Il pensiero mi riempì. Il pensiero mi terrorizzò. Ma era troppo tardi per trattenermi. Così, incapace di frenarmi colpii quel corpo che mi stringeva come potevo: inondandolo, senza più capire chi o cosa stavo colpendo.
Sentii quel corpo mugolare mentre mi incrociava di più le braccia sulla schiena, in alto tra le spalle, e le gambe me le intrecciava addosso, strette tra le anche, e tirava, tirava.
Ero preso in quella morsa implacabile. Dita mi frugavano la schiena, unghie mi scavavano le spalle. Ero avvinghiato sempre più. La carne di quel corpo bagnato si spalancava per inghiottirmi e nascondermi.
Percepii contro il collo il contatto di labbra aperte, poi l'umido di saliva che mi si spalmava sulla pelle. Denti mi esplorarono il collo, e provai il dolore del morso. Gambe e braccia continuavano a trattenermi e tirarmi. La testa mi affondava in matasse di capelli. L’odore di quei capelli era indefinibile: come il pelo bagnato di un cane, forse.
Sentii mormorare questo una volta: «Vieni con me!» ma era poco più di un bisbiglio, e non ero sicuro di aver capito bene. Ma lo sentii di nuovo: «Vieni con me!»
Ebbi la certezza di essere prigioniero.
Allora afferrai con entrambe le mani quella faccia che mi stava addosso nel buio e la spinsi via. Con i pollici raggiunsi gli occhi molli e feci pressione. Spinsi con forza.
Funzionò. Sentii un borbottio che assomigliava a un lamento. Poteva essere di piacere interrotto, o di dolore. Non me ne curai.
Funzionò. Presto le braccia e le gambe che mi serravano allentarono la presa.

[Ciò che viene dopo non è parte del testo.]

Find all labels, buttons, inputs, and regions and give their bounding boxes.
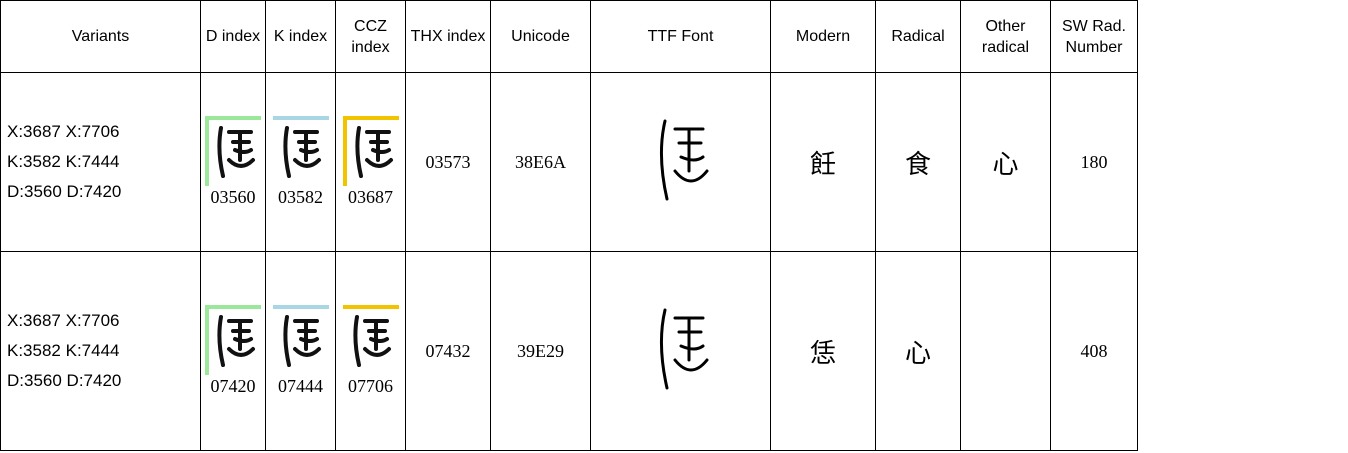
index-table: Variants D index K index CCZ index THX index… bbox=[0, 0, 1138, 451]
glyph-image bbox=[342, 305, 399, 375]
variants-cell: X:3687 X:7706 K:3582 K:7444 D:3560 D:7420 bbox=[0, 251, 201, 451]
variant-line: D:3560 D:7420 bbox=[7, 371, 122, 390]
glyph-image bbox=[342, 116, 399, 186]
sw-number: 408 bbox=[1050, 251, 1138, 451]
header-cell: SW Rad. Number bbox=[1050, 0, 1138, 73]
thx-index: 07432 bbox=[405, 251, 491, 451]
image-cell: 07444 bbox=[265, 251, 336, 451]
image-cell: 03582 bbox=[265, 72, 336, 252]
other-radical: 心 bbox=[960, 72, 1051, 252]
header-cell: CCZ index bbox=[335, 0, 406, 73]
unicode: 38E6A bbox=[490, 72, 591, 252]
image-cell: 03560 bbox=[200, 72, 266, 252]
glyph-image bbox=[272, 305, 329, 375]
glyph-image bbox=[272, 116, 329, 186]
header-cell: Variants bbox=[0, 0, 201, 73]
variant-line: D:3560 D:7420 bbox=[7, 182, 122, 201]
variant-line: X:3687 X:7706 bbox=[7, 311, 120, 330]
image-label: 03560 bbox=[210, 187, 256, 207]
glyph-image bbox=[205, 305, 261, 375]
variant-line: X:3687 X:7706 bbox=[7, 122, 120, 141]
image-label: 07444 bbox=[278, 376, 323, 396]
header-cell: D index bbox=[200, 0, 266, 73]
header-row: Variants D index K index CCZ index THX index… bbox=[0, 0, 1138, 73]
ttf-font bbox=[590, 72, 771, 252]
variants-cell: X:3687 X:7706 K:3582 K:7444 D:3560 D:7420 bbox=[0, 72, 201, 252]
modern: 飪 bbox=[770, 72, 876, 252]
modern: 恁 bbox=[770, 251, 876, 451]
image-label: 07706 bbox=[348, 376, 393, 396]
header-cell: Radical bbox=[875, 0, 961, 73]
table-row: X:3687 X:7706 K:3582 K:7444 D:3560 D:7420 0… bbox=[0, 251, 1138, 451]
ttf-font bbox=[590, 251, 771, 451]
table-row: X:3687 X:7706 K:3582 K:7444 D:3560 D:7420 0… bbox=[0, 72, 1138, 252]
image-cell: 07706 bbox=[335, 251, 406, 451]
header-cell: Modern bbox=[770, 0, 876, 73]
sw-number: 180 bbox=[1050, 72, 1138, 252]
header-cell: K index bbox=[265, 0, 336, 73]
thx-index: 03573 bbox=[405, 72, 491, 252]
image-label: 07420 bbox=[210, 376, 256, 396]
ttf-glyph bbox=[659, 119, 708, 200]
image-label: 03687 bbox=[348, 187, 393, 207]
variant-line: K:3582 K:7444 bbox=[7, 152, 120, 171]
variant-line: K:3582 K:7444 bbox=[7, 341, 120, 360]
unicode: 39E29 bbox=[490, 251, 591, 451]
table-body: X:3687 X:7706 K:3582 K:7444 D:3560 D:7420 0… bbox=[0, 72, 1138, 451]
header-cell: Other radical bbox=[960, 0, 1051, 73]
ttf-glyph bbox=[659, 308, 708, 389]
radical: 食 bbox=[875, 72, 961, 252]
header-cell: Unicode bbox=[490, 0, 591, 73]
radical: 心 bbox=[875, 251, 961, 451]
image-cell: 03687 bbox=[335, 72, 406, 252]
glyph-image bbox=[205, 116, 261, 186]
empty-cell bbox=[960, 251, 1051, 451]
header-cell: TTF Font bbox=[590, 0, 771, 73]
header-cell: THX index bbox=[405, 0, 491, 73]
image-label: 03582 bbox=[278, 187, 323, 207]
image-cell: 07420 bbox=[200, 251, 266, 451]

Un silenzio immenso mi circondò.
Sgusciai di lato, poi lontano dal letto. Mentre uscivo, un suono rauco che poteva essere una risata uscì dalla bocca di quel corpo ora immobile tra le lenzuola.

Quella sera di luglio mi spaventai. Fu la fine di un incanto. La distruzione di una specie d'amore. Fuggii dalla stanza semivestito. Scesi una rampa di scale, e presto ero nel parco e sull'erba. Lì c’era un’aria profumata di terra che saliva dall'erba, e io in quell'aria cercai conforto. Cantavano i grilli. Mi inseguiva una sensazione forte, nitida: solo per caso ero uscito vivo da quella stanza.
Poi c'è stata l'azione del tempo. Il tempo cancella ogni spavento, tutte le sensazioni. Restano ricordi che non fanno più paura. Ė passato del tempo da quella sera di luglio. Ora Sonia è lontana, è un corpo assente. Di lei non so più nulla.